More about HKUST
Advancing Calibration of Language Models for Text Generation
PhD Thesis Proposal Defence
Title: "Advancing Calibration of Language Models for Text Generation"
by
Mr. Dongkyu LEE
Abstract:
Over the past few years, the natural language processing community has been
witnessing the rapid development in language models. There is a high level of
public interest in these models, particularly generative ones, and language
models have started to appear in user-facing applications. While improving
model performance has always been a key objective, the widespread use of
language models has also brought attention to the importance of modeling
“reliable” probabilities.
In many scenarios, a prediction by a model is coupled with a corresponding
probability, commonly referred to as a confidence score, and the score adds
meaningful information; the probability indicates how certain a model is in
making the prediction and represents the level of trustworthiness of the
prediction. However, the underlying hypothesis is that the model is calibrated.
When a model is miscalibrated, the confidence score is no longer a meaningful
indicator.
Model calibration involves refining a model to produce accurate probability
estimates. Specifically, the probability mapped by a model is expected to
accurately reflect the likelihood of a corresponding prediction being correct.

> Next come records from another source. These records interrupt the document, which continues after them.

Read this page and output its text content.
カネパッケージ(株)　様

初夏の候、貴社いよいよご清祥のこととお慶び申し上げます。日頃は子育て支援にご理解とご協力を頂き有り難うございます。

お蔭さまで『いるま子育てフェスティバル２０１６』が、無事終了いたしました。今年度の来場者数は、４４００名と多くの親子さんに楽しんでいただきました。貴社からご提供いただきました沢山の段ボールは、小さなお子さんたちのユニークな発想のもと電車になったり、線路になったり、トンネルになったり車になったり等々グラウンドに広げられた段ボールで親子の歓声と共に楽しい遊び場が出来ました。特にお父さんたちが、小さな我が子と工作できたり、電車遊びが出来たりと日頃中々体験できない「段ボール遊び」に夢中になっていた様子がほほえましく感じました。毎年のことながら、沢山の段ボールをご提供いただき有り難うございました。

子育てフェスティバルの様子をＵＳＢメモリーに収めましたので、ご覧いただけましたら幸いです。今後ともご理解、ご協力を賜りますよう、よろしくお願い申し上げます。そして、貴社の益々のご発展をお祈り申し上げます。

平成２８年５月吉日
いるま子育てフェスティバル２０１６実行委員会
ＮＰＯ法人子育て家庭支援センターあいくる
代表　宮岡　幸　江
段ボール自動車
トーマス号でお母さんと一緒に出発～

The importance of model calibration is arguably of utmost significance in
natural language generation domain; a probability is merely an indicator of
model’s certainty in other domains, yet with a language model that generates a
text in autoregressive manner, model calibration has a direct impact on the
model outputs. A language model creates a text with a decoding algorithm, and
the decoding scheme utilizes probability distributions mapped by the model.
Therefore, due to the distinct nature of language generation models, model
calibration has a direct impact on a model output, and hence calibration of
language models requires a thorough and extensive study.
In this thesis, we present three novel calibration methods that are
specifically designed for text generation language models. Firstly, we propose
a student-teacher framework that calibrates a language model. Given a
calibrated teacher model, a student model not only benefits from the knowledge
distilled, but also learns to match the calibrated scores mapped by the teacher
model. The next method is a novel regularization scheme that not only improves
model performance, but also reduces calibration error of the model. The
regularizer is a variant of label smoothing, a popular regularization method.
The proposed regularization scheme self-regulates the extent of smoothing based
on the confidence score mapped by the model in training, and hence the language
model is less likely to make predictions with overconfidence, a type of
miscalibration. Lastly, this thesis presents a novel decoding scheme that is
rooted from the concept of model calibration. The long-standing problem of a
language model is repetitions in outputs. We see the problem as a casualty
brought by miscalibration of a language model. In this context, our novel
decoding scheme applies post-hoc calibration in the course of inference.
Date: Wednesday, 27 September 2023
Time: 11:00am - 1:00pm
Venue: Room 5510
lifts 25/26
Committee Members: Prof. Nevin Zhang (Supervisor)
Prof. Fangzhen Lin (Chairperson)
Dr. Brian Mak
Dr. Yangqiu Song
**** ALL are Welcome ****